When she realised he had left, Charity slowly sat up but was unsure what to think of his absence. Had something happened while she had been asleep? Had he taken ill again?
“Don’t tell me he has alrea
dy gone back to work,” she muttered.
Charity angrily threw the covers back on the bed and stood up only to realise she had not had anything to eat for a long time. She was hungry, and thirsty.
Decidedly out of sorts, she hurried into the back bedroom and quickly saw to her ablutions, changed her clothing and then reluctantly made her way downstairs.
“Hello?” she called when she reached the kitchen table only to find the room completely empty.
A frown marred her brow as she searched the entire downstairs floor of her house only to find herself alone. The deathly silence was unnerving. Edging close to the stairs, she peered up it. Rather than call out, she climbed the stairs and made her way to her bed chamber at the front of the house.
“Hello? Aaron? Angus?” When nobody answered, Charity nudged the door open. To her shock, the room was completely empty. “Where has everybody gone?”

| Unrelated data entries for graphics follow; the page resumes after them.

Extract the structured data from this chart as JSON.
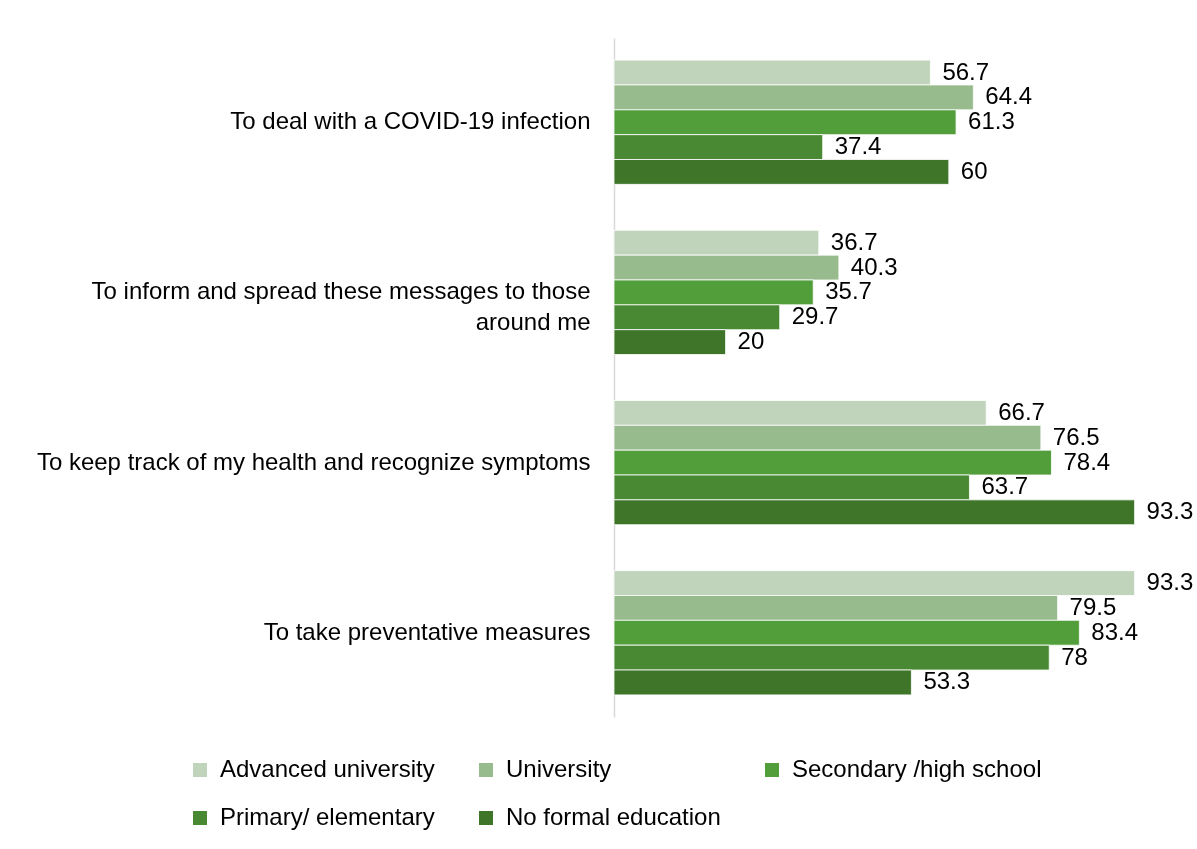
{
  "chart_data": {
    "type": "bar",
    "orientation": "horizontal",
    "data_labels": true,
    "legend": "bottom",
    "tick_labels": "y",
    "categories": [
      "To deal with a COVID-19 infection",
      "To inform and spread these messages to those around me",
      "To keep track of my health and recognize symptoms",
      "To take preventative measures"
    ],
    "series": [
      {
        "name": "Advanced university",
        "color": "#c0d4bb",
        "values": [
          56.7,
          36.7,
          66.7,
          93.3
        ]
      },
      {
        "name": "University",
        "color": "#97bb8c",
        "values": [
          64.4,
          40.3,
          76.5,
          79.5
        ]
      },
      {
        "name": "Secondary /high school",
        "color": "#529e3b",
        "values": [
          61.3,
          35.7,
          78.4,
          83.4
        ]
      },
      {
        "name": "Primary/ elementary",
        "color": "#4a8933",
        "values": [
          37.4,
          29.7,
          63.7,
          78
        ]
      },
      {
        "name": "No formal education",
        "color": "#3e7529",
        "values": [
          60,
          20,
          93.3,
          53.3
        ]
      }
    ]
  }
}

Curious, Charity crossed the room and took up a hidden position behind one of the shutters, so she could study the road outside undetected. All was just as still and quiet as her house. There was nothing odd or unusual on this slightly cloudy day. But Charity knew that something had gone wrong. It had to have done for the men from the Star Elite to simply abandon her house like they had.
Her stomach dropped at the thought that they might not come back. It was disconcerting to find no trace that the men had even been in her home at all.
“I know I haven’t imagined them,” she whispered as she made her way back downstairs.
Her worry and confusion grew as she wandered into her kitchen only to find it spotlessly clean. When she had gone to bed last night the kitchen had been in chaos. The ladies had left before the plates had been cleared away, but someone had tidied up and made sure the house was clean. Not only that, but they had lit the fires before they had left as well.
Immediately, Charity’s thoughts turned to her conversation with Monika last night. Once furnished with a thick slice of meat pie, Charity munched and wandered through the house to the front room window. She studied the Horvat house just across the road and down a bit. Should she go over there? It seemed wrong to offer Mr Horvat a cake of any kind given he might have been the man responsible for attacking Angus. She couldn’t bring herself to be that generous, not even out of curiosity and a quest for the truth of his guilt.